Je vais donc, très humblement, tenter de vous préciser, Amie Lectrice et Ami Lecteur, pourquoi il vous faut lire ce livre, et pourquoi, tout en restant un laudateur récurrent de l’auteur, je le trouve moins en fougue inspirante.

Louise a trente ans, en ce printemps 1940, de ce que l’on appellera plus tard, stupidement, La drôle de guerre, alors que nous étions bien en guerre, et que la guerre ne sera jamais drôle…

Mon grand-père Laurent était mobilisé, et il m’a raconté ses jours de bataille, avant d’être fait prisonnier à Thann, dans le Haut-Rhin et de partir cinq années en stalag en Allemagne du Nord. Il n’avait vraiment pas envie de rire…

Louise est observée par un client du café où elle fait le service, tout en poursuivant son métier d’institutrice, et ce client-médecin la regarde, la dévisage, la contemple…

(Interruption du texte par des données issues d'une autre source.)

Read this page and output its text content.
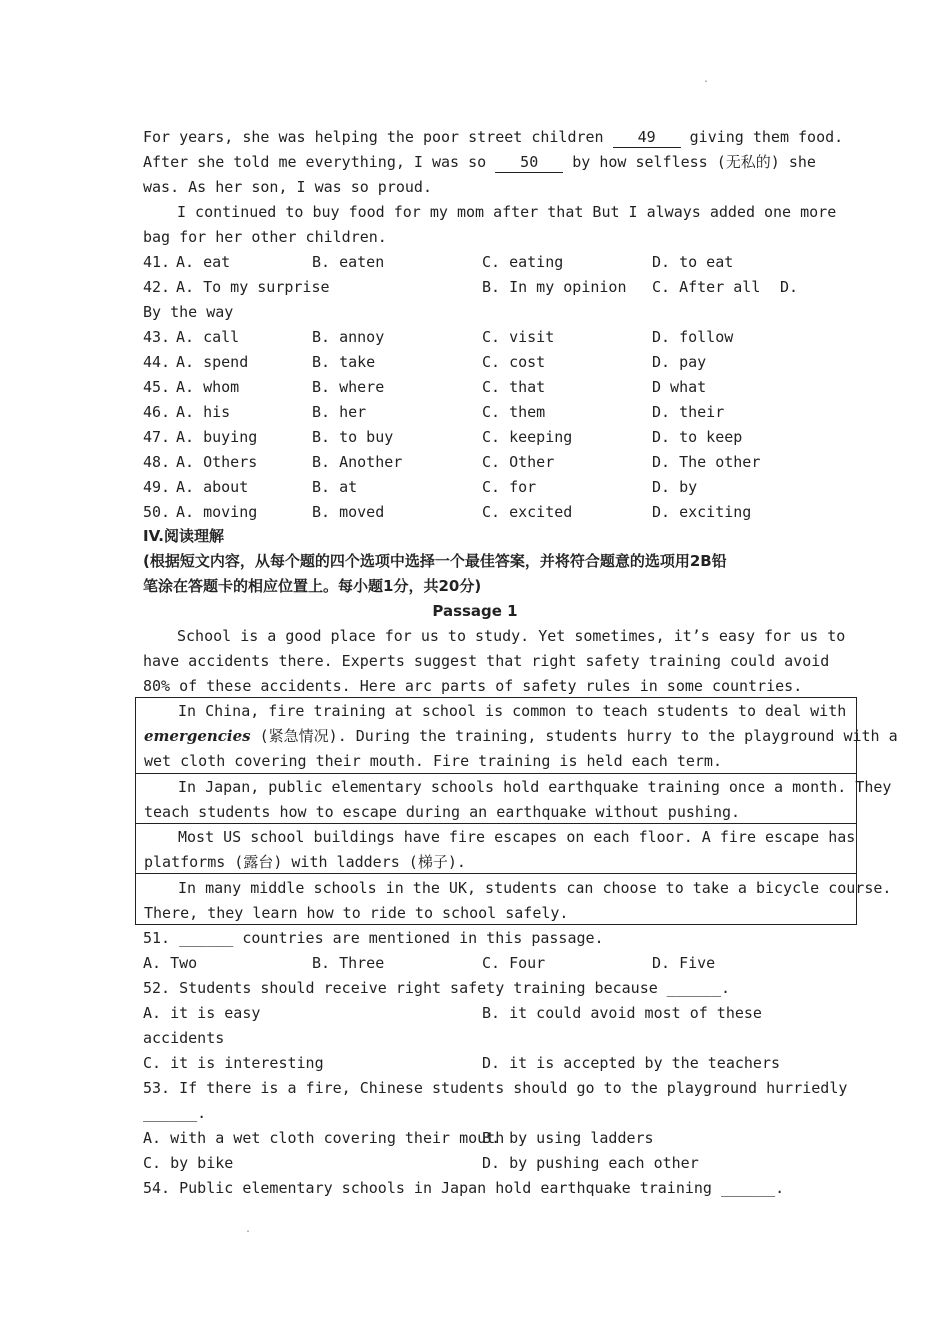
.
For years, she was helping the poor street children 49 giving them food.
After she told me everything, I was so 50 by how selfless (无私的) she
was. As her son, I was so proud.
I continued to buy food for my mom after that But I always added one more
bag for her other children.
41. A. eat	B. eaten	C. eating	D. to eat
42. A. To my surprise	B. In my opinion C. After all D.
By the way
43. A. call	B. annoy	C. visit	D. follow
44. A. spend	B. take	C. cost	D. pay
45. A. whom	B. where	C. that	D what
46. A. his	B. her	C. them	D. their
47. A. buying	B. to buy	C. keeping	D. to keep
48. A. Others	B. Another	C. Other	D. The other
49. A. about	B. at	C. for	D. by
50. A. moving	B. moved	C. excited	D. exciting
IV.阅读理解
(根据短文内容，从每个题的四个选项中选择一个最佳答案，并将符合题意的选项用2B铅
笔涂在答题卡的相应位置上。每小题1分，共20分)
Passage 1
School is a good place for us to study. Yet sometimes, it’s easy for us to
have accidents there. Experts suggest that right safety training could avoid
80% of these accidents. Here arc parts of safety rules in some countries.
In China, fire training at school is common to teach students to deal with
emergencies (紧急情况). During the training, students hurry to the playground with a
wet cloth covering their mouth. Fire training is held each term.
In Japan, public elementary schools hold earthquake training once a month. They
teach students how to escape during an earthquake without pushing.
Most US school buildings have fire escapes on each floor. A fire escape has
platforms (露台) with ladders (梯子).
In many middle schools in the UK, students can choose to take a bicycle course.
There, they learn how to ride to school safely.
51. ______ countries are mentioned in this passage.
A. Two	B. Three	C. Four	D. Five
52. Students should receive right safety training because ______.
A. it is easy	B. it could avoid most of these
accidents
C. it is interesting	D. it is accepted by the teachers
53. If there is a fire, Chinese students should go to the playground hurriedly
______.
A. with a wet cloth covering their mouth
B. by using ladders
C. by bike	D. by pushing each other
54. Public elementary schools in Japan hold earthquake training ______.
.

Il lui demande de poser nue devant lui et il lui propose de l’argent pour cela.

Choquée et en incompréhension, et à la fois intérieurement intriguée par cette proposition, elle finit par accepter, et au moment où elle apparaît aux yeux du médecin, ce dernier se suicide et Louise erre nue, décontenancée, dans les rues de Paris, avant d’être prise en charge…

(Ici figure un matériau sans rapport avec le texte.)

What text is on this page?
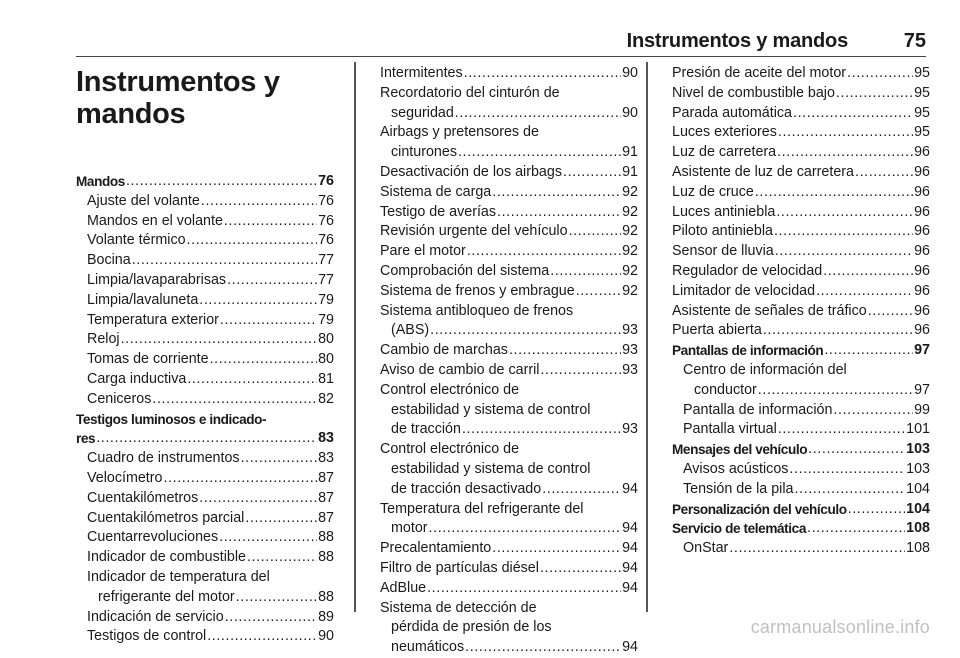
Instrumentos y mandos	75
Instrumentos y
mandos
Mandos .....	76
Ajuste del volante .....	76
Mandos en el volante .....	76
Volante térmico .....	76
Bocina .....	77
Limpia/lavaparabrisas .....	77
Limpia/lavaluneta .....	79
Temperatura exterior .....	79
Reloj .....	80
Tomas de corriente .....	80
Carga inductiva .....	81
Ceniceros .....	82
Testigos luminosos e indicado-
res .....	83
Cuadro de instrumentos .....	83
Velocímetro .....	87
Cuentakilómetros .....	87
Cuentakilómetros parcial .....	87
Cuentarrevoluciones .....	88
Indicador de combustible .....	88
Indicador de temperatura del
refrigerante del motor .....	88
Indicación de servicio .....	89
Testigos de control .....	90
Intermitentes .....	90
Recordatorio del cinturón de
seguridad .....	90
Airbags y pretensores de
cinturones .....	91
Desactivación de los airbags .....	91
Sistema de carga .....	92
Testigo de averías .....	92
Revisión urgente del vehículo .....	92
Pare el motor .....	92
Comprobación del sistema .....	92
Sistema de frenos y embrague .....	92
Sistema antibloqueo de frenos
(ABS) .....	93
Cambio de marchas .....	93
Aviso de cambio de carril .....	93
Control electrónico de
estabilidad y sistema de control
de tracción .....	93
Control electrónico de
estabilidad y sistema de control
de tracción desactivado .....	94
Temperatura del refrigerante del
motor .....	94
Precalentamiento .....	94
Filtro de partículas diésel .....	94
AdBlue .....	94
Sistema de detección de
pérdida de presión de los
neumáticos .....	94
Presión de aceite del motor .....	95
Nivel de combustible bajo .....	95
Parada automática .....	95
Luces exteriores .....	95
Luz de carretera .....	96
Asistente de luz de carretera .....	96
Luz de cruce .....	96
Luces antiniebla .....	96
Piloto antiniebla .....	96
Sensor de lluvia .....	96
Regulador de velocidad .....	96
Limitador de velocidad .....	96
Asistente de señales de tráfico .....	96
Puerta abierta .....	96
Pantallas de información .....	97
Centro de información del
conductor .....	97
Pantalla de información .....	99
Pantalla virtual .....	101
Mensajes del vehículo .....	103
Avisos acústicos .....	103
Tensión de la pila .....	104
Personalización del vehículo .....	104
Servicio de telemática .....	108
OnStar .....	108
carmanualsonline.info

Louise va découvrir le secret de sa Maman, qui avait épousé son père, mort dans les tranchées et qu’elle semblait avoir peu aimé…

Louise repérera que sa mère a pourtant aimé, avec un amour intense, difficile, complexe et qu’elle a vécu meurtrie par les lâchetés et abandons…

Gabriel est mobilisé et il ne comprend pas l’absence de préparations à l’effort de guerre, la situation saugrenue de se voir retranché dans la ligne Maginot qui peut aisément devenir un enfer de suffocation, tant le système d’aération, d’évacuation et de chauffage semble insuffisant et contestable en sa conception.

Il observe, agacé, gêné, le manège de Raoul, un soldat, qui de combine en malversations, essaie de s’enrichir sur les commandes et fournitures de l’armée.

Gabriel et Raoul se placent en détestation directe, mais ils accompliront, ensemble, un acte de sabotage de pont, pour faire valser les colonnes Allemandes qui arrivent pour envahir le pays, livré sans blindés à l’ennemi, et donner une sorte de patriotisme en une période où le recul et le retrait deviennent la norme, avec une absence d’ordres des quartiers généraux et un manque total d’organisation, malgré la volonté et la bienveillance des hommes, qui veulent encore faire leur devoir et qui mourront en grand nombre…

Gabriel et Raoul cherchent à rejoindre, si ce n’est leurs bataillons, en tous cas, des informations sur le devenir attendu des soldats qu’ils constituent ; ils seront arrêtés et considérés comme pilleurs et rejoindront des cohortes de personnes prises en main, pour redressement, par les autorités militaires, plus intransigeantes pour réprimer et sanctionner des délits potentiels des siens, que d’affronter le réel et de tenter de sauver une patrie plus qu’en danger…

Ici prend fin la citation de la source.